Once I had been properly introduced to Maria and she had told me her life story--the names of all her dolls, her favourite colours and her friends--I retreated to the 'bathroom' to relieve myself. I was slightly inclined to shudder at the facilities, but it could have been very much worse ... bearing in mind that such things had only recently been invented, I was lucky not to have a bucket.
"Elizabeth?" called Annie, knocking on the door. "It is tea time. Would you come to the parlour?" In my house, 'tea' had always been the evening meal, but this seemed to be more like afternoon tea, with just cups of tea and slices of cake before a proper meal later on. Well, that was all very nice, but that waist cincher seemed tight enough as it was.
"Mother, did you say that my audition was to be on Saturday?" I asked Grace, pretending that the word 'Mother' did not seem unutterably strange.
"Yes, it's tomorrow," she told me, smiling. "Is that okay? You haven't any ballet slippers, of course, so we will have to buy some in the morning before we go in the afternoon. I will have Annie take you, since you do not yet have a governess. She will help you with your hair and your shoes."
"That's fine," I said, although inside I was close to panicking. But I could do this. They would let me into the school no matter what, it was simply a matter of which class I would be in...wasn't it? "What should I wear?"
"That is a good question," said Grace. "I suppose, since you have no practice dress ... wait, no! There is a girl that lives next door. I am on good terms with her mother and I am sure you could borrow her old practice dress. She is very into ballet. At one point, I believe she was interested in joining a professional company, but of course her parents would not permit that."
I nodded in agreement. "Should I go and ask them this evening, or should I wait until the morning?"
"Oh, good heavens, no! I will send one of the servants with a letter explaining everything. Of course I wouldn't expect you to go by yourself." I frowned slightly at the lack of freedom, but pretended not to mind. I couldn't have gone on my own anyway, since I didn't know the people and they didn't know me.

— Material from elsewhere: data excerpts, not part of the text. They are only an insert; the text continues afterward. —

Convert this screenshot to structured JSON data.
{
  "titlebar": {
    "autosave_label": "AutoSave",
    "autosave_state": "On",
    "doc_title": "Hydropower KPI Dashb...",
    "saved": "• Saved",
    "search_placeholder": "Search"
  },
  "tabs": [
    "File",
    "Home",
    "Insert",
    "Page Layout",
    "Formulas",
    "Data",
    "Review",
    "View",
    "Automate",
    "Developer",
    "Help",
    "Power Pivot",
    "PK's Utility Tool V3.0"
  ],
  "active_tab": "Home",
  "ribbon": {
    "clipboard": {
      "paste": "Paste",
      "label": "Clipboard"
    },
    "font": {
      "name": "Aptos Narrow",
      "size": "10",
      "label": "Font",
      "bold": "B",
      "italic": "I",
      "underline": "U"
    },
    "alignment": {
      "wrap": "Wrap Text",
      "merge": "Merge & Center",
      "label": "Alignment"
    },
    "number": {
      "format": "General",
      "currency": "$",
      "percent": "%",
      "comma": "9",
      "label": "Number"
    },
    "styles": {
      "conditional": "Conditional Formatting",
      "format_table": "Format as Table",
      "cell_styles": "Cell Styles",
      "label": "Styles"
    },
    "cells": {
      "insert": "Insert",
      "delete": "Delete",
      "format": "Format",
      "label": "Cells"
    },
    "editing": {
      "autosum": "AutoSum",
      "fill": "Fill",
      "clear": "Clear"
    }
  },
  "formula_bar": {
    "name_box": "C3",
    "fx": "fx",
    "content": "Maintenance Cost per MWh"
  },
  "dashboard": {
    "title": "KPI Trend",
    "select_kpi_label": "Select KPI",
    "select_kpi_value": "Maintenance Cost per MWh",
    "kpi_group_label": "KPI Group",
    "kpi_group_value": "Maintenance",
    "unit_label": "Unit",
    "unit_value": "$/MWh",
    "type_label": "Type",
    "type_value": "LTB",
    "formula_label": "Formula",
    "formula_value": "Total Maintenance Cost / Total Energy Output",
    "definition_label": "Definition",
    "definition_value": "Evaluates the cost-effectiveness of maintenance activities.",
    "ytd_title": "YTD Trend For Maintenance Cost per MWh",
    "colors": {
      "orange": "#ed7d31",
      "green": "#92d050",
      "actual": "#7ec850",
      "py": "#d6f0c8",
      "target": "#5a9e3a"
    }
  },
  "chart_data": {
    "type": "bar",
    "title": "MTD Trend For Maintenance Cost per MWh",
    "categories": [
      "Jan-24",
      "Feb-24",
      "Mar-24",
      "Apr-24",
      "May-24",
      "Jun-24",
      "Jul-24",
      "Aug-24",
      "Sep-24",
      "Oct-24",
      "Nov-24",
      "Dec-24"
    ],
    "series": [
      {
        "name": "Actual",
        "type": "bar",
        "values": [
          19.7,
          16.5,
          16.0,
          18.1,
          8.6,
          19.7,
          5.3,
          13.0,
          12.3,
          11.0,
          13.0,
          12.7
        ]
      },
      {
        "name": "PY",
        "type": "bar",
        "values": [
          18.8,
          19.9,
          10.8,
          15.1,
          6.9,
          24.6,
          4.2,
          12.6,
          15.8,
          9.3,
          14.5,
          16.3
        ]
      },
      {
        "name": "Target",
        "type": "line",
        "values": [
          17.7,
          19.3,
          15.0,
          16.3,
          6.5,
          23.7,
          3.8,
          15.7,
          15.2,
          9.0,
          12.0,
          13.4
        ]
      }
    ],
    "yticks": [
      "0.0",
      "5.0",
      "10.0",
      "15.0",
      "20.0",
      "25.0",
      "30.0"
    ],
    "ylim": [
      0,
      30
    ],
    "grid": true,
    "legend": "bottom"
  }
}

"Well, Elizabeth, what do you think of the house?" asked Alexander, speaking for the first time. I loved the way that he allowed his wife to take control far more than many other men--I was sure I was right about this, because at the workhouse I had seen who seemed to be in charge in both of the couples.

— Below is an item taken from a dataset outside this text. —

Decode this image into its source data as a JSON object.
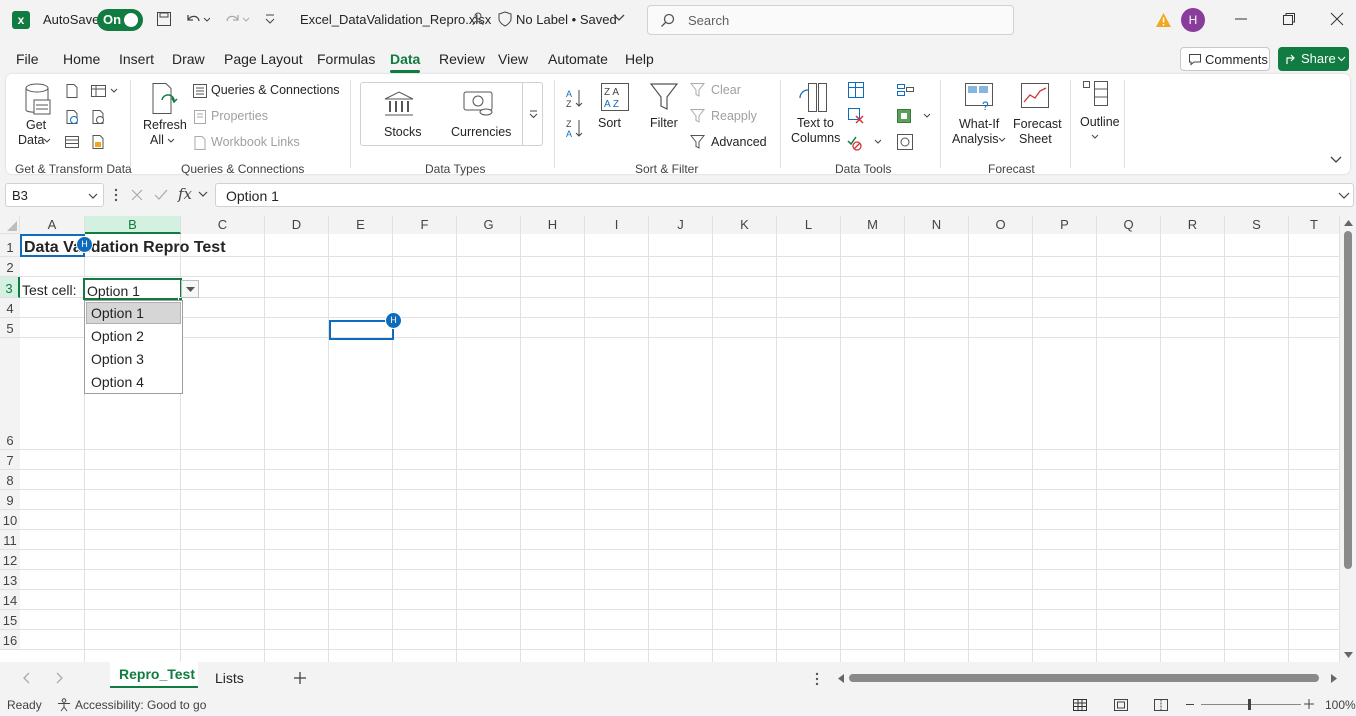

"It's very big," I said honestly. "But very beautiful. I love my room, with all the green. Green is one of my favourite colours, you know." He looked at my dress and smiled.
"It suits you." Only then did I remember that my watch was in the pocket of the workhouse apron. I was suddenly worried. What if they found it? What if they asked me questions?
"Please, Mother, what happened to my old clothes? There was a ... a bracelet in the pocket of the apron that was very precious to me, and I wouldn't want to lose it." I addressed Grace, thinking that she would know more about such women's affairs than her husband.
"You will have to ask Annie," she told me. "Now please, if you have finished your tea, I would like to retire to my chambers. I suggest you do the same, and perhaps practice some exercises before tomorrow? Since you will be in the privacy of your own room, you may dance in your petticoat." My panic returned but I quashed it.
"I must return to my study," said Alexander abruptly, and left the room. Delicately, Grace raised herself and walked out.
"We will eat at seven: there is a gong. Please make sure you are dressed for that; if you need any help, just ring the bell and Annie will come." Then she left me. Free to think, everything I had been trying to ignore came rushing back, and I was filled with homesickness.